Johnny and Reed go back to the American Revolution, where they learn General George Washington has been captured by the British. After finding and rescuing him, George tells the duo that he was riding along a bridge when a man appeared out of nowhere in a blinding flash. His horse got scared and threw him, and he got knocked silly. After that, he was captured by the Brits. But he was now safe to lead the colonies to victory, and one aspect of history was restored.
Meanwhile, Ben and Medusa were sent off to the Roaring 20's in the US, where they were to find the time traveler who was now bouncing forward in time. Ben finds himself turning human upon his arrival, ascribing it for some reason to the Watcher's time machine. The pair then busts into a closed clothes store and "borrow" some merchandise. (Note: Big John sure could draw a gorgeous Medusa, especially in civilian clothes!) They then ask a random passerby to lead them to a speak-easy, wherein they find the object of their search: Willie Lumpkin, the FF's mailman! Willie had been giving some gangsters stock market tips, and they didn't appreciate Ben busting and demanding that he come back with them. After a fight and car chase, Ben crashes the car and turns back into the Thing.
The whole team plus Willie suddenly appears in a weird dimension, filled with melting clocks ala Dali. Medusa, who seems pretty much all-knowing throughout the issue, says: "We're in a kind of chronal-continuum! A world existing outside the time-line we know--but obviously paralleling our own!"
Suddenly, they see the master of this world: a giant named Tempus! He explains that "since the beginning of eternity have I remained here...enduring without life, enduring without growth...existing without change and time, and thus without meaning. At last, I have had enough. Time itself has come to bore me. And thus...time itself...must end."
He then explains that he lured Willie Lumpkin into their time machine in order to create time paradoxes that would have destroyed the universe. He would have "uprooted the tree of time". But after the FF thwarted that plan, he would have to do it himself.
The Thing then took this opportunity to charge him, but Tempus fired a ray at him that caused him to age rapidly. The ray also hits Johnny and he starts aging as well. Reed attacks him, with Tempus going on and on about not wanting things to happen this way. Reed and Medusa get zapped, but Johnny and Ben are suddenly fine. They realize that Tempus can only affect two people at a time. After pounding on him a bit, Reed tells them to stop hitting him, because "he'll use your energy against you--feeding it back like an electrical circuit!"

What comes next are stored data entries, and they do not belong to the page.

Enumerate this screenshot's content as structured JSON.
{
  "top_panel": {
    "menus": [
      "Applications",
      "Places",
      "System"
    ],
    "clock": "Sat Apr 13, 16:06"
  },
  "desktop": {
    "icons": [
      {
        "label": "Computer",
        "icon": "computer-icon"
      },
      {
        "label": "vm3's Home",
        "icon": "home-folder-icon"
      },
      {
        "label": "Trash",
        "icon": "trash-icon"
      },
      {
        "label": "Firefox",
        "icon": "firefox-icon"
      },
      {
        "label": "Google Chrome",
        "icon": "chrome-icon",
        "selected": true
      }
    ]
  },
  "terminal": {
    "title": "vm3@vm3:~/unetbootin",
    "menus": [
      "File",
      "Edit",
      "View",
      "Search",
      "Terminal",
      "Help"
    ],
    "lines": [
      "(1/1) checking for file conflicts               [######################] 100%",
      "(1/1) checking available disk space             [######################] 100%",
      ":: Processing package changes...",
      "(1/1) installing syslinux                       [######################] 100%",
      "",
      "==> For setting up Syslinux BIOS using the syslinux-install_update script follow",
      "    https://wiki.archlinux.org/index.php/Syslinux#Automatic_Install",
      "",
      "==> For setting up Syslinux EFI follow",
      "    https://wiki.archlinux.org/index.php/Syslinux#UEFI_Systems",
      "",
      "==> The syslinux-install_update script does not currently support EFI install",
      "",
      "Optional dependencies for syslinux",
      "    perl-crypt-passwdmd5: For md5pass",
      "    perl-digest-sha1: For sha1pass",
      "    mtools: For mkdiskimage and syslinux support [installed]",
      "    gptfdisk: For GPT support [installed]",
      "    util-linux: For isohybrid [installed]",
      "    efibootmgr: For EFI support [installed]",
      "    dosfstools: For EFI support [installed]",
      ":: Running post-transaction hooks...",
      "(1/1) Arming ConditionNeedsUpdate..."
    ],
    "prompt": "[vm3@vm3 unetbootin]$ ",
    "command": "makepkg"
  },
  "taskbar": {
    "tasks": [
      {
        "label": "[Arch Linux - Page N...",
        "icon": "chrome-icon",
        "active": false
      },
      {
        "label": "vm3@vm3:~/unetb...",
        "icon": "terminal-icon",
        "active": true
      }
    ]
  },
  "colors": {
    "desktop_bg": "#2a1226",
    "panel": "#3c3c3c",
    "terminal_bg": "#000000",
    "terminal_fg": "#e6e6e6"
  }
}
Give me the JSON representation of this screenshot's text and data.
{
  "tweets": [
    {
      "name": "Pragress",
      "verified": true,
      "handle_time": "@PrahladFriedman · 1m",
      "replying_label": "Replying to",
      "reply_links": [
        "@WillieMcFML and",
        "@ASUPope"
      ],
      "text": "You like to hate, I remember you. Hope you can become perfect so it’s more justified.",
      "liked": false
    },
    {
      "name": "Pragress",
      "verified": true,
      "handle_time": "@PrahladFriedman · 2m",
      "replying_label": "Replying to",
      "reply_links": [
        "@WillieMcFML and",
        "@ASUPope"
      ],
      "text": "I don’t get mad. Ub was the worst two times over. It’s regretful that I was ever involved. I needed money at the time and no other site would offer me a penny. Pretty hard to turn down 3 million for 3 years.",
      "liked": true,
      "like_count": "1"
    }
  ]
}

Tempus then starts to ramble on again after the Torch thinks that they've got him mad. "Anger is for mortals, you fool. Tempus feels no anger--only boredom." The FF then uses the old "Reed-the-rubber-band" trick and launches him into the side of a mountain, where the statue-like giant breaks into rubble. When he went, his world suddenly started to collapse as well, and the team starts traveling back to their own time period.
Getting back, they find the Watcher waiting for them, congratulating them on saving reality. He then wipes the memory of the whole adventure from Willie Lumpkin's mind, fearing he might go postal one day if he doesn't.
Of course, Tempus didn't really die here. He pops up again as a servant of Immortus in a whole bunch of places, including Avengers Forever #1, where he once again is broken into pieces.
Tempus was actually a fairly interesting character in this otherwise mediocre story. I wouldn't have minded seeing him better fleshed out. He never does quite explain why he suddenly got bored of a timeless existence in this issue. The other problem was that instead of a better explanation being given for this villain's motivations and origin, including exactly how the time paradoxes would only affect earth and not affect the FF in space from existing, we get some bland, cliched time-travel stuff. Thankfully, this character later got a far more interesting backstory, but that is for others to tell.